Search code examples
pythonnumpyrandom

Generating numbers in log-normal distribution not giving right parameters in return?


So I am trying to implement a function to generate random number following log-normal distribution myself. (Despite I am testing it in numpy, I need it for somewhere else where out of the box function is unavailable).

Using Box-Muller transform to generate Normally distributed random number and taking exponential of it (suggested in this question), and referring to Wikipedia page I come up with this code:


import matplotlib.pyplot as plt
import numpy as np

rng = np.random.default_rng()

def f():
    mean = 100
    sigma = 50

    u = np.log((mean * mean) / np.sqrt(mean * mean + sigma * sigma))
    d = np.log(1 + (sigma * sigma) / (mean * mean))

    u1 = 0
    while u1 <= 0.0000001:
        u1 = rng.random()
    u2 = rng.random()

    mag = d * np.sqrt(-2 * np.log(u1))
    z0 = mag * np.cos(2 * np.pi * u2) + u
    z1 = mag * np.sin(2 * np.pi * u2) + u

    return (np.exp(z0), np.exp(z1))

iteration = 100000

data = []
for i in range(0, iteration):
    x = f()
    data.append(x[0])
    data.append(x[1])

fig, ax = plt.subplots()
ax.hist(data, bins=100) 

print('mean: ' + str(np.mean(data)))
print('median: ' + str(np.median(data)))
print('stdev: ' + str(np.std(data)))

However, the generated values does not have the right mean and stdev, even though the shape seems to be vaguely correct.
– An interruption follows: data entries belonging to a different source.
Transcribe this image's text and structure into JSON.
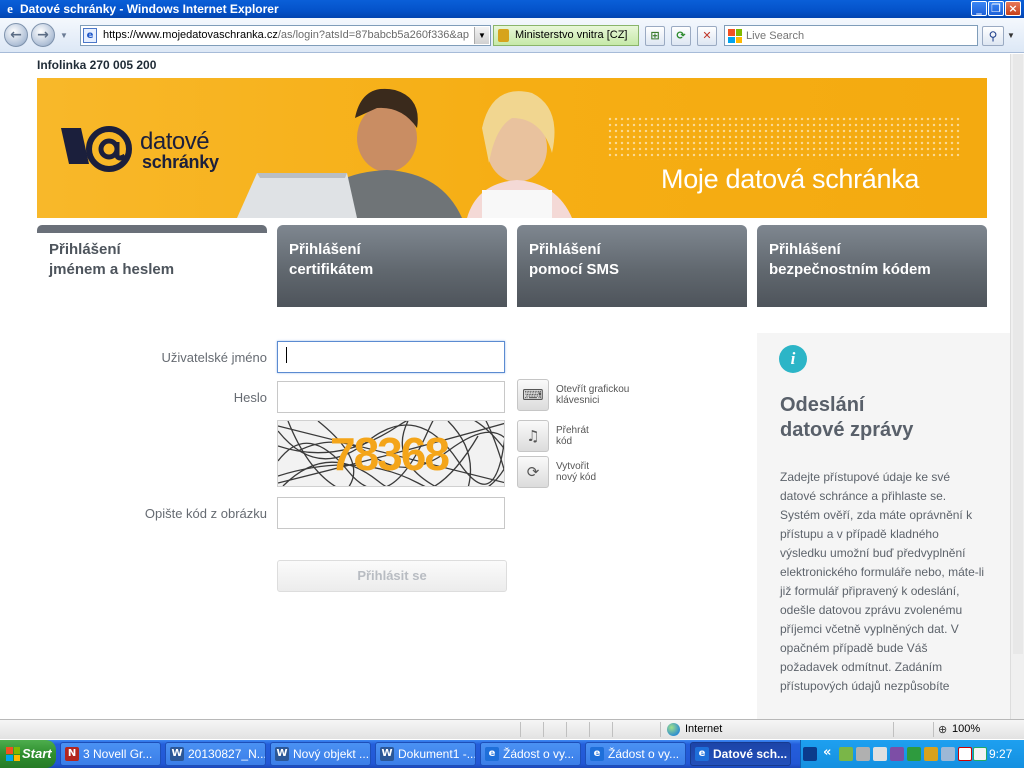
{
  "window": {
    "title": "Datové schránky - Windows Internet Explorer",
    "minimize": "_",
    "maximize": "❐",
    "close": "×"
  },
  "browser": {
    "url_host": "https://www.mojedatovaschranka.cz",
    "url_rest": "/as/login?atsId=87babcb5a260f336&ap",
    "security_label": "Ministerstvo vnitra [CZ]",
    "search_placeholder": "Live Search",
    "status_zone": "Internet",
    "zoom": "100%"
  },
  "page": {
    "infolinka": "Infolinka 270 005 200",
    "banner": {
      "logo_line1": "datové",
      "logo_line2": "schránky",
      "tagline": "Moje datová schránka",
      "colors": {
        "banner": "#f6ae14",
        "logo": "#1b1f3c"
      }
    },
    "tabs": [
      {
        "line1": "Přihlášení",
        "line2": "jménem a heslem",
        "active": true
      },
      {
        "line1": "Přihlášení",
        "line2": "certifikátem",
        "active": false
      },
      {
        "line1": "Přihlášení",
        "line2": "pomocí SMS",
        "active": false
      },
      {
        "line1": "Přihlášení",
        "line2": "bezpečnostním kódem",
        "active": false
      }
    ],
    "form": {
      "username_label": "Uživatelské jméno",
      "username_value": "",
      "password_label": "Heslo",
      "password_value": "",
      "keyboard_label_1": "Otevřít grafickou",
      "keyboard_label_2": "klávesnici",
      "audio_label_1": "Přehrát",
      "audio_label_2": "kód",
      "refresh_label_1": "Vytvořit",
      "refresh_label_2": "nový kód",
      "captcha_code": "78368",
      "captcha_label": "Opište kód z obrázku",
      "captcha_value": "",
      "submit_label": "Přihlásit se"
    },
    "info": {
      "icon": "i",
      "heading_1": "Odeslání",
      "heading_2": "datové zprávy",
      "body": "Zadejte přístupové údaje ke své datové schránce a přihlaste se. Systém ověří, zda máte oprávnění k přístupu a v případě kladného výsledku umožní buď předvyplnění elektronického formuláře nebo, máte-li již formulář připravený k odeslání, odešle datovou zprávu zvolenému příjemci včetně vyplněných dat. V opačném případě bude Váš požadavek odmítnut. Zadáním přístupových údajů nezpůsobíte"
    }
  },
  "taskbar": {
    "start_label": "Start",
    "items": [
      {
        "label": "3 Novell Gr...",
        "icon": "novell-icon",
        "active": false
      },
      {
        "label": "20130827_N...",
        "icon": "word-icon",
        "active": false
      },
      {
        "label": "Nový objekt ...",
        "icon": "word-icon",
        "active": false
      },
      {
        "label": "Dokument1 -...",
        "icon": "word-icon",
        "active": false
      },
      {
        "label": "Žádost o vy...",
        "icon": "ie-icon",
        "active": false
      },
      {
        "label": "Žádost o vy...",
        "icon": "ie-icon",
        "active": false
      },
      {
        "label": "Datové sch...",
        "icon": "ie-icon",
        "active": true
      }
    ],
    "clock": "9:27"
  }
}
Does I miss anything? Or is it just some floating point shenanigans?

matplotlib histogram plot


Solution

  • So problem is getting log-normal with specific mean and stddev values. To do that you have to get log-normal distribution parameters μ, σ from mean and stddev (denoted m and s). THen you sample N(0,1) via Box-Muller. Then you make them N(μ, σ), simple linear transformation. And at last you take exp() of sampled values because log-normal could be seen as distribution for logarithms.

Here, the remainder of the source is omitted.